Wäre das passend. Ist ja recht teuer. Vielleicht geht es auch günstiger. Der Wasserfall soll möglichst permanent laufen. Nachts würde ich ihn zum Stromsparen abstellen, genauso wie in den Wintermonaten, wenn die Terrasse nicht genutzt wird.

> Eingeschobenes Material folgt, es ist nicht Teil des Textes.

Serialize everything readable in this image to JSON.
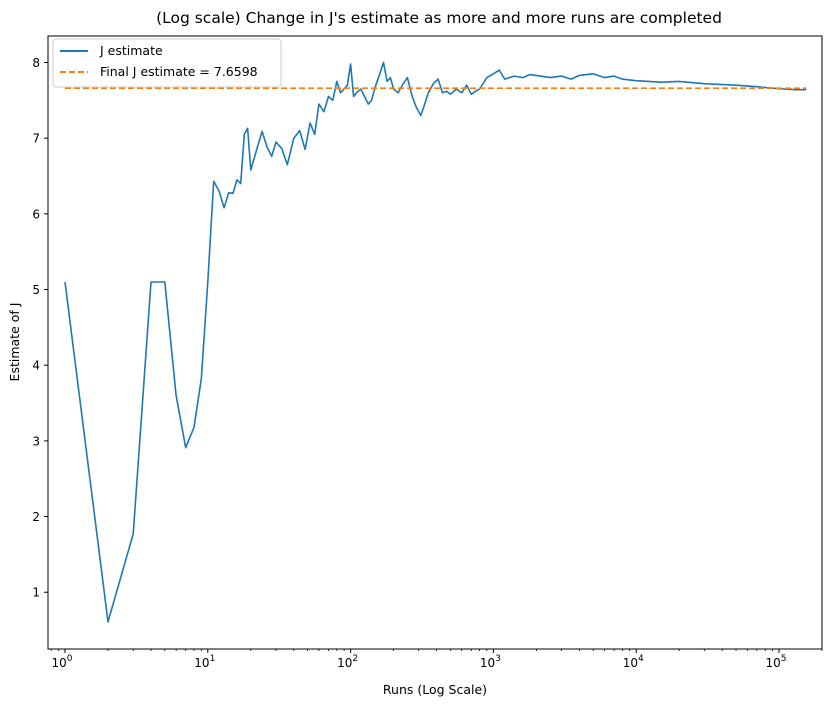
{
  "chart_data": {
    "type": "line",
    "title": "(Log scale) Change in J's estimate as more and more runs are completed",
    "xlabel": "Runs (Log Scale)",
    "ylabel": "Estimate of J",
    "xscale": "log",
    "xlim": [
      0.76,
      200000
    ],
    "ylim": [
      0.25,
      8.35
    ],
    "grid": false,
    "legend_position": "top-left",
    "x_ticks": [
      {
        "value": 1,
        "base": "10",
        "exp": "0"
      },
      {
        "value": 10,
        "base": "10",
        "exp": "1"
      },
      {
        "value": 100,
        "base": "10",
        "exp": "2"
      },
      {
        "value": 1000,
        "base": "10",
        "exp": "3"
      },
      {
        "value": 10000,
        "base": "10",
        "exp": "4"
      },
      {
        "value": 100000,
        "base": "10",
        "exp": "5"
      }
    ],
    "y_ticks": [
      1,
      2,
      3,
      4,
      5,
      6,
      7,
      8
    ],
    "series": [
      {
        "name": "J estimate",
        "color": "#1f77b4",
        "style": "solid",
        "x": [
          1,
          2,
          3,
          4,
          5,
          6,
          7,
          8,
          9,
          10,
          11,
          12,
          13,
          14,
          15,
          16,
          17,
          18,
          19,
          20,
          22,
          24,
          26,
          28,
          30,
          33,
          36,
          40,
          44,
          48,
          52,
          56,
          60,
          65,
          70,
          75,
          80,
          85,
          90,
          95,
          100,
          105,
          110,
          118,
          125,
          133,
          140,
          150,
          160,
          170,
          180,
          190,
          200,
          215,
          230,
          250,
          270,
          290,
          310,
          330,
          350,
          380,
          410,
          440,
          470,
          500,
          550,
          600,
          650,
          700,
          750,
          800,
          900,
          1000,
          1100,
          1200,
          1400,
          1600,
          1800,
          2000,
          2500,
          3000,
          3500,
          4000,
          5000,
          6000,
          7000,
          8000,
          10000,
          15000,
          20000,
          30000,
          50000,
          70000,
          90000,
          110000,
          130000,
          155000
        ],
        "y": [
          5.1,
          0.61,
          1.77,
          5.1,
          5.1,
          3.6,
          2.91,
          3.18,
          3.82,
          5.1,
          6.43,
          6.3,
          6.08,
          6.28,
          6.27,
          6.45,
          6.4,
          7.05,
          7.13,
          6.58,
          6.85,
          7.09,
          6.88,
          6.76,
          6.95,
          6.86,
          6.65,
          7.0,
          7.1,
          6.85,
          7.2,
          7.05,
          7.45,
          7.35,
          7.55,
          7.5,
          7.75,
          7.6,
          7.65,
          7.7,
          7.98,
          7.55,
          7.6,
          7.65,
          7.55,
          7.45,
          7.5,
          7.7,
          7.85,
          8.0,
          7.75,
          7.8,
          7.65,
          7.6,
          7.7,
          7.8,
          7.55,
          7.4,
          7.3,
          7.45,
          7.6,
          7.72,
          7.78,
          7.6,
          7.62,
          7.58,
          7.65,
          7.6,
          7.7,
          7.58,
          7.62,
          7.65,
          7.8,
          7.85,
          7.9,
          7.78,
          7.82,
          7.8,
          7.84,
          7.83,
          7.8,
          7.82,
          7.78,
          7.83,
          7.85,
          7.8,
          7.82,
          7.78,
          7.76,
          7.74,
          7.75,
          7.72,
          7.7,
          7.68,
          7.66,
          7.65,
          7.64,
          7.64
        ]
      },
      {
        "name": "Final J estimate = 7.6598",
        "color": "#ff7f0e",
        "style": "dashed",
        "x": [
          1,
          155000
        ],
        "y": [
          7.6598,
          7.6598
        ]
      }
    ]
  }
}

Bin über Meinungen und Tipps sehr dankbar.


----------



## Nori (1. März 2016)

Hallo,
ich würde folgende Konfiguration vorschlagen:
Hol dir ne günstige Pumpe (schwarze Flunder) - ich würde zu einer Eco 4500 raten.
Die verbraucht etwa 35W/Std. und schafft bei 2m Förderhöhe etwa 1000 Liter (immer ab Wasserspiegel rechnen, nicht ab Behälterboden) - kostet etwa 70,- €. Wenn dir das zu wenig ist dann halt die Pumpe ne Nummer größer...
Damit die Sache ohne Trockenlauf etc. betrieben werden kann kannst die Pumpe über einen elektronischen Pegelschalter von H-Tronic (WPS-1000) anschließen - der schaltet die Pumpe ab, wenn der Pegel zu niedrig wird,  bevor die Pumpe Schaden nehmen kann - einfach Pumpe einstecken und Sensor im Becken postieren (kostet etwa 35,- €)
Einen Filter würde ich nicht verbauen - allerdings würde ein kleiner 5 oder  9 Watt UVC (einfach in die Druckleitung nach der Pumpe einbauen) zur Wasserklarheit beitragen (ich kann aus Erfahrung den Algclear von Ubbink empfehlen - sehr robust und qualitativ hochwertig verarbeitet - gibt's bei www.tara-teich-garten.de für 39,- € bzw. 49 € plus Versand)

Gruß Nori


----------



## ollonois (1. März 2016)

Erstmal danke für deine Antwort. 1000l/h ist ja nichtmal 1,5l/min. Das klingt dann doch etwas mau. Da müsste es wohl doch was kräftigeres her. Geht tatsächlich so viel Pumpleistung verloren?


----------



## Nori (1. März 2016)

Da hast du aber einen Rechenfehler - das sind etwa 16 Liter/Minute - etwa 2-3 Mal soviel wie ne normale Wasserleitung bringt.

Gruß Nori


----------



## ollonois (1. März 2016)

jep.

Nimmt der UV-Filter nochmal wesentlich was von der Förderleistung weg?


----------



## Nori (1. März 2016)

Bei diesen kleinen Fördermengen nimmt der nicht viel weg - was anderes wäre wenn du mit einer 10.000-er Pumpe rel. ebenerdig in so einen kleinen Klärer reinpumpst - da geht was verloren - bei deinem Vorhaben wird das unwesentlich sein.
Trotzdem würde ich mit dem vom Klärer vorgegeben größten Schlauchquerschnitt arbeiten - dürfte 1,5" sein.

Gruß Nori


----------



## ollonois (1. März 2016)

Ok das hilft mir schon mal weiter. Kann man die UV-Lampe wechseln? 5000 Betriebsstunden sind bei Dauerbetrieb ja nicht die Welt.


----------



## Nori (1. März 2016)

Die wechselt man bei Dauerbetrieb einmal im Jahr - ist bei diesem Klärer leicht zu wechseln und die Lampe kostet von Philips keine 10 €.
Du musst die UVC auch nicht den ganzen Tag laufen lassen - kann man leicht mittels Zeitschaltuhr einstellen - 2 Einschaltzeiten täglich mit 3 Std. Brenndauer z.B. sind kein Problem...

Gruß Nori


----------



## trampelkraut (1. März 2016)

Hallo!

Sehr hilfreich wäre ein Bild vom Wasserfall, damit man wenigstens annähernd sehen kann wieviel Wassermenge ca, benötigt wird.So einfach ins Blaue eine Pumpe kaufen halte ich für keine gute Idee. Je nach Wassermenge muß ja auch die Leitung dazu ausgelegt sein. Die UVC halte ich für eine gute Idee und auf einen Filter würde ich auch verzichten.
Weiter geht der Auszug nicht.